Sento arrivare una moto, penso tra me e me: Riccardo? No Claudio. Lo riconosco dal' abbanniata dalla corte, tralascio i particolari perché in sintesi l'idraulico aveva chiuso il rubinetto dell'acqua di sopra dove è ospite dei nonni.
Vedo mia madre farsi terrea in volto, coopta mio padre e lo manda al Capo a dare una mano alla nonna, mentre io mi metto in disparte e ragiono tra me e me.
Mentre lei si accende una sigaretta e si siede sulla sedia di vimini che Claudio si divertiva tanto a lanciarmi contro e che riuscivo a schivare sempre all'ultimo momento, mi sono commosso nel vederla. Sola, con la sua sigaretta accesa, presa dai suoi pensieri. Mi sono detto tra me e me: la situazione si potrebbe benissimo alleggerire, basta solo considerare il fatto che Claudio è Ospite a casa dei Nonni e che fino a prova contraria Il Nonno e la Nonna sono i proprietari dello stabile e possono fare quello che gli pare e piace, decidendo pure quale idraulico far venire per le riparazioni.

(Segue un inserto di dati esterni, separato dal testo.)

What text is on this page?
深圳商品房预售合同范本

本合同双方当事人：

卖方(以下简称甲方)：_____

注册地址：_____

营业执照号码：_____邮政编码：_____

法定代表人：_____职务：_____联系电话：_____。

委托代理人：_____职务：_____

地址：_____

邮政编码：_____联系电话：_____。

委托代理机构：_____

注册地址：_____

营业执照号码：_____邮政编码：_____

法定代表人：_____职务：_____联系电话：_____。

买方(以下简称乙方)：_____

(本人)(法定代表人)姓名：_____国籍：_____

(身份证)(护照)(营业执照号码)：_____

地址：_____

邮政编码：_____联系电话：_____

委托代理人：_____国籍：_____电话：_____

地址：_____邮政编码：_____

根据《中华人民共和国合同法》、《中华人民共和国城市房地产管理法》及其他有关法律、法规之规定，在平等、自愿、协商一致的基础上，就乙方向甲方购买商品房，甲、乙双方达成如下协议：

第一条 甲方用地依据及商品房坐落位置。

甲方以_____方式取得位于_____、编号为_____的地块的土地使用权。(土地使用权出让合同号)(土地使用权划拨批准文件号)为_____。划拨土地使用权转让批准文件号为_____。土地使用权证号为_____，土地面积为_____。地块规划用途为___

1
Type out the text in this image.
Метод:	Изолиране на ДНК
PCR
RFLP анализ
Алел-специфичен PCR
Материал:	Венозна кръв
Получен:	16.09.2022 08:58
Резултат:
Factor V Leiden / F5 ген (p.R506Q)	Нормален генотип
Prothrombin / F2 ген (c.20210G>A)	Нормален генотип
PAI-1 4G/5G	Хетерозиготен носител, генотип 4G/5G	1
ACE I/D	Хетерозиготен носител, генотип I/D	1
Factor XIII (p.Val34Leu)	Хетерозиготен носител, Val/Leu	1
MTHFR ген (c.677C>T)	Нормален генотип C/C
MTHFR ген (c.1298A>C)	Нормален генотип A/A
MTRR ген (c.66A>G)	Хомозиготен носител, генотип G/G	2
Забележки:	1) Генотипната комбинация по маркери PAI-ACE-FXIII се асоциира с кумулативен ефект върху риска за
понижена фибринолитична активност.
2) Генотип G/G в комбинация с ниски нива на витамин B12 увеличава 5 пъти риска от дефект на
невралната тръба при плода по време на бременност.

Preso da una forte emozione di sentimento di affetto e pietà verso la condizione di mia madre, ho fatto un primo passo in sua direzione (ero dall'altra parte della cucina). Fatto il primo passo i due sentimenti da che avevano medesima intensità hanno visto prevalere la pietà sull'affetto.
Il secondo passo è stato fermato dai toni sempre più forti di una pietà dalle tonalità cupe che si faceva strada.
Poi un terzo sentimento si è fatto strada l'assurdità della situazione e la follia che regna sovrana in casa dei miei, per cui mi sono detto in un battito di ciglia: Ma se io condividessi questo concetto sgravante con mia madre, non rischio per il sistema di rete sociale familiare di essere frainteso? Cioè per dargli una mano e dirgli guarda che non te la devi prendere troppo, dato che la casa è ancora di tuo padre e decide lui a chi chiamare per la manutenzione, rischiavo l'altra interpretazione dei fatti: tu ce l'hai sempre contro tuo fratello (l'eterno dualismo e fratello contro fratello che i miei cavalcano) e non puoi sopportare che stii alla casa al Capo (a me solo questioni sociali e morali ed un grazie per non avermi dato manco una buccia di fava per pagarmi 3 anni di terapia).
I passi sotto il peso di questi discorsi fritti e stra-fritti si sono fermati, le suole delle scarpe si sono inchiodate sul pavimento, un piccolo soffio di vento esterno che ha mosso le foglie del potus sul davanzale mi ha ricordato: VITA. Mi sono detto: Vattene a fanculo io vado per la mia strada e sguazza nella merda che ti sei cresciuta.
Ho fatto i bagagli ed alle 11:20 ero alla stazione con un biglietto in mano per Palermo.